Microcystin-LR (MC-LR) and microcystin-RR (MC-RR) were oxidized and detoxified by improved ozonation using a titanium dioxide (TiO2) catalyst. Experimental results reveal that TiO2 significantly enhances the rate of degradation of MCs by increasing the rate of production of hydroxyl radicals (OH) by initiating the decomposition of ozone on the catalyst surface. At a pH of 7, through the use of 1.0 O3-mg/L (2.1 × 10−5 M) and 500 mg/L TiO2, the ratio (Rct) between OH and ozone concentration increases from 2.09 × 10−8 to 117.10 × 10−8. Also, TiO2 increases the overall reaction rate. The overall rate constant (koverall) increases is most increased using 500 mg-TiO2/L, which increases the koverall value by more than fivefold. Catalytic ozonation is an effective means of oxidation method in reducing the toxic and mutagenic activities of MCs. An Ames test revealed that MC-LR exhibits positive mutagenic activity in the Salmonella/microsome assay with strains TA98 and TA100 in the absence and presence of S9. However, based on the mutagenic activity of MC-LR during oxidation, catalytic ozonation may either increase or reduce the toxic response of test samples.

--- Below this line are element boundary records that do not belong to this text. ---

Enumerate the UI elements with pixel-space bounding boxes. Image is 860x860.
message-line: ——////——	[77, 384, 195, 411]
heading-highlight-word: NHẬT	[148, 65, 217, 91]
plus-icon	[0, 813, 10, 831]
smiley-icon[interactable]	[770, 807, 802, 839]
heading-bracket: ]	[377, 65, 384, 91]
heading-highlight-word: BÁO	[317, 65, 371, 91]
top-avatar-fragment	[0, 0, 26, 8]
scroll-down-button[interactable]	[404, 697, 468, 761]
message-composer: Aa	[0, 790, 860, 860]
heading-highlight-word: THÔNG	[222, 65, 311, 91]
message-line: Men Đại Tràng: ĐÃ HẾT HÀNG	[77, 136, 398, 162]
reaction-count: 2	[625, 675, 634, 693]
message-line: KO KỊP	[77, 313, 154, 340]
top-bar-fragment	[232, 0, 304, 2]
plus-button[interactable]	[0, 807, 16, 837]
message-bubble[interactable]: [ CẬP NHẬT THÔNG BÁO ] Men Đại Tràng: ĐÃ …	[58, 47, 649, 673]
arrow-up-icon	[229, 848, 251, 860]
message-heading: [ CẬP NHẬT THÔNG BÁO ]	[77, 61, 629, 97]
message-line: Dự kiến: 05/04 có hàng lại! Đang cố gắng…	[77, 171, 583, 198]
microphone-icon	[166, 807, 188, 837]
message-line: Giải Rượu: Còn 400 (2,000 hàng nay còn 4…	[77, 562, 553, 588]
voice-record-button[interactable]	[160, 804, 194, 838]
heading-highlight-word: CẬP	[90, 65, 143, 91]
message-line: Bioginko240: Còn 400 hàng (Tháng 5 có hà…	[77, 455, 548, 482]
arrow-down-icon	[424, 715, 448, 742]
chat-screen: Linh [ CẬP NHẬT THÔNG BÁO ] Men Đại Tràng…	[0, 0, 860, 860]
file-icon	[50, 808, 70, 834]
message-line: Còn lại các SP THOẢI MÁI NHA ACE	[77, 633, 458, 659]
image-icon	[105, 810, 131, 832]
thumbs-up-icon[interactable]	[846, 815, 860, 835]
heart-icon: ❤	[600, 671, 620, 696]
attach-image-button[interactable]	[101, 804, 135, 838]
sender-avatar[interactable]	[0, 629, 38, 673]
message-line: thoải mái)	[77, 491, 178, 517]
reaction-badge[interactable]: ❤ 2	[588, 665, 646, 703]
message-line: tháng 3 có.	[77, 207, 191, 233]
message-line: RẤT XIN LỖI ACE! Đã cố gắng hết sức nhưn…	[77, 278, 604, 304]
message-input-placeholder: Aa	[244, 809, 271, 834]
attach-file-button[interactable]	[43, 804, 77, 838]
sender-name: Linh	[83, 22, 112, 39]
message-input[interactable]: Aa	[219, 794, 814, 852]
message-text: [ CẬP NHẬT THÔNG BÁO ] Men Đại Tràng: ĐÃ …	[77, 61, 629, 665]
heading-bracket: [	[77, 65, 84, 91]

Additionally, applying ozone couples with high TiO2 dosages reduces mutagenicity, whereas applying fixed 0.5 mg-O3/L and TiO2 dosages of lower than 50 mg/L increases the mutagenicity of oxidized MC-LR. The mutagenic effects of the test samples are dominated by TiO2 dosage and reaction time, and possibly generate by-products that may change the mutagenic properties of MC-LR. Similar to the results of the Ames test, the results of the Microtox test also reveal that the catalytic ozonated samples exhibit greatly reduced toxicity and markedly lower residual toxicity than the original samples.

► TiO2 enhances the degradation of microcystins by increasing the hydroxyl radicals.
► Catalytic ozonation significantly decrease the toxic potential of microcystins.
► Catalytic ozonation between ozone and toxin can be modeled as second-order model.
► The by-products must be assessed in degradation toxicity of microcystins.